The company aims to add 1.5-2 million sq ft of rent-paying area every year, roughly 33,000 to 44,000 seats, while resisting the temptation to grow recklessly. “We won’t grow 50% one year and 20% down the next. It is a marathon, not a sprint. It is real money we are dealing with, so asset quality and defensibility matter,” said Agarwal.

Expansion will be guided by a micro-market strategy rather than a city-led one. IndiQube classifies India’s 50-60 micro markets into green, yellow and red zones based on vacancy resilience, with about 75% of new additions going into deeper penetration of single-digit-vacancy “green” markets such as Koramangala and HSR in Bengaluru, Guindy in Chennai, Baner in Pune and Andheri in Mumbai. The rest is split between higher-potential “yellow” markets and cautiously approached “red” zones entered only on confirmed client demand.

Tier-II cities such as Coimbatore and Kochi have worked well, Agarwal said, though the company remains cautious about aggressive tier-II expansion given supply constraints, weak compliances and a fragmented landlord base. Supply, in fact, was one of the two main risks she flagged, noting that compliant, good-quality supply is scarce even in prime micro markets, forcing IndiQube to renovate roughly a third of its portfolio.

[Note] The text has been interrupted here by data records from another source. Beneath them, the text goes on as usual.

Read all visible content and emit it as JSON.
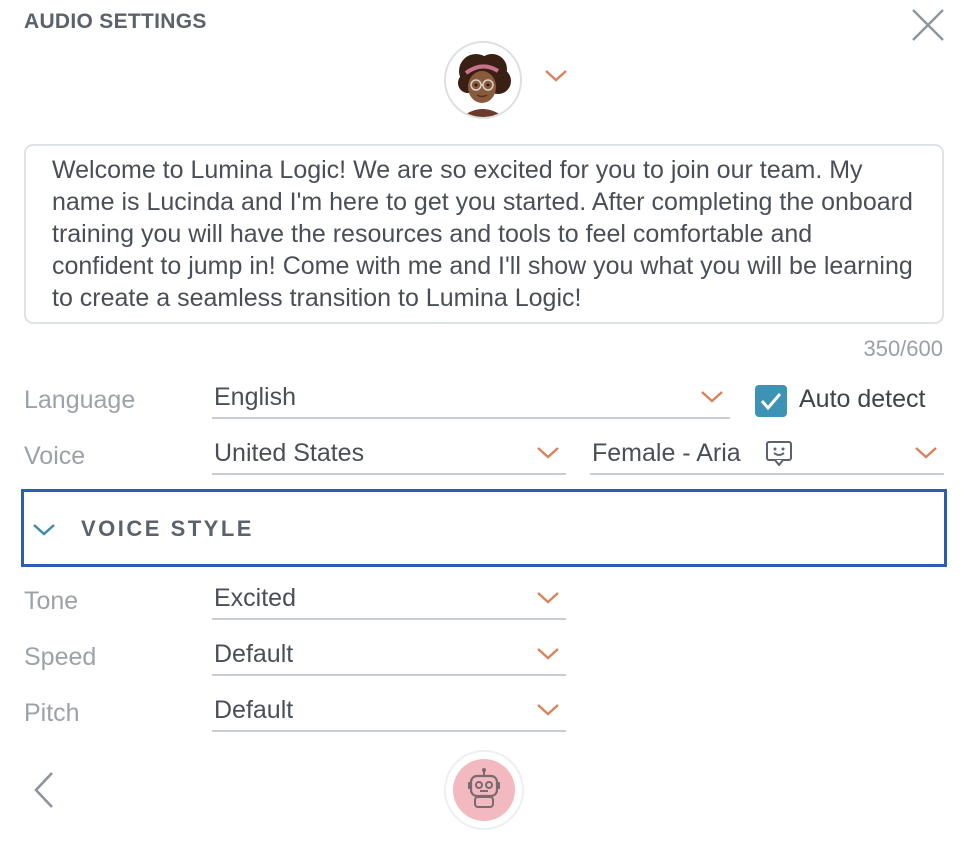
{
  "header": {
    "title": "AUDIO SETTINGS"
  },
  "icons": {
    "close": "close-icon",
    "avatar_dropdown": "chevron-down-icon",
    "back": "chevron-left-icon",
    "voice_preview": "robot-icon",
    "voice_sample": "speech-bubble-icon"
  },
  "script": {
    "text": "Welcome to Lumina Logic! We are so excited for you to join our team. My name is Lucinda and I'm here to get you started. After completing the onboard training you will have the resources and tools to feel comfortable and confident to jump in! Come with me and I'll show you what you will be learning to create a seamless transition to Lumina Logic!",
    "char_count": "350/600"
  },
  "language": {
    "label": "Language",
    "value": "English",
    "auto_detect_label": "Auto detect",
    "auto_detect_checked": true
  },
  "voice": {
    "label": "Voice",
    "region": "United States",
    "speaker": "Female - Aria"
  },
  "voice_style": {
    "label": "VOICE STYLE",
    "expanded": true
  },
  "tone": {
    "label": "Tone",
    "value": "Excited"
  },
  "speed": {
    "label": "Speed",
    "value": "Default"
  },
  "pitch": {
    "label": "Pitch",
    "value": "Default"
  },
  "colors": {
    "accent_chevron": "#d9825b",
    "checkbox": "#3d93b5",
    "focus_border": "#2d5cb3",
    "voice_style_chevron": "#3d8aa8",
    "robot_button": "#f3b9c0"
  }
}
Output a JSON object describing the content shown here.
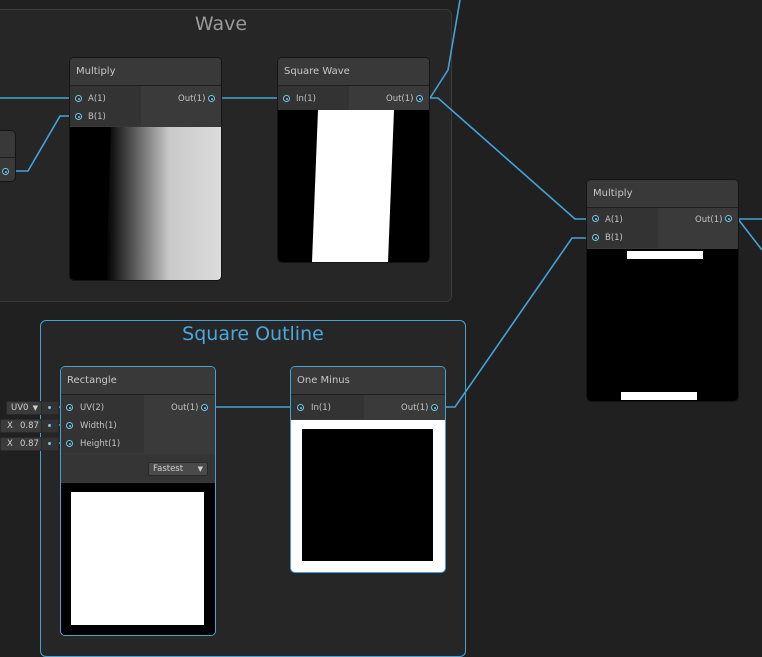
{
  "groups": {
    "wave": {
      "title": "Wave"
    },
    "square_outline": {
      "title": "Square Outline"
    }
  },
  "nodes": {
    "multiply_1": {
      "title": "Multiply",
      "inputs": [
        "A(1)",
        "B(1)"
      ],
      "output": "Out(1)"
    },
    "square_wave": {
      "title": "Square Wave",
      "inputs": [
        "In(1)"
      ],
      "output": "Out(1)"
    },
    "multiply_2": {
      "title": "Multiply",
      "inputs": [
        "A(1)",
        "B(1)"
      ],
      "output": "Out(1)"
    },
    "rectangle": {
      "title": "Rectangle",
      "inputs": [
        "UV(2)",
        "Width(1)",
        "Height(1)"
      ],
      "output": "Out(1)",
      "mode_option": "Fastest"
    },
    "one_minus": {
      "title": "One Minus",
      "inputs": [
        "In(1)"
      ],
      "output": "Out(1)"
    }
  },
  "side_inputs": {
    "uv": "UV0",
    "width_axis": "X",
    "width_value": "0.87",
    "height_axis": "X",
    "height_value": "0.87"
  },
  "colors": {
    "wire": "#44a3d6",
    "selection": "#44a3d6",
    "port": "#6fc9e8"
  }
}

Platform play deepens with VAS

Underpinning the demand story is IndiQube’s pivot from a pure real-estate player to a workspace platform. Value-added services (VAS), covering interiors, facilities management, housekeeping, transport and food, have grown from 12% to about 15% of revenue, and Agarwal expects this to reach around 18% in the coming year.

With more than 40% of clients signing pan-India deals, VAS has become an entry point into spaces the company does not even lease, effectively expanding its addressable market from the roughly 80 million sq ft absorbed annually to India’s entire one-billion-sq-ft commercial real estate stock.

“Real estate is just the domain. This is a service play, and the employee is the hero of the story. The more the uncertainty, the more this model’s penetration grows,” she said.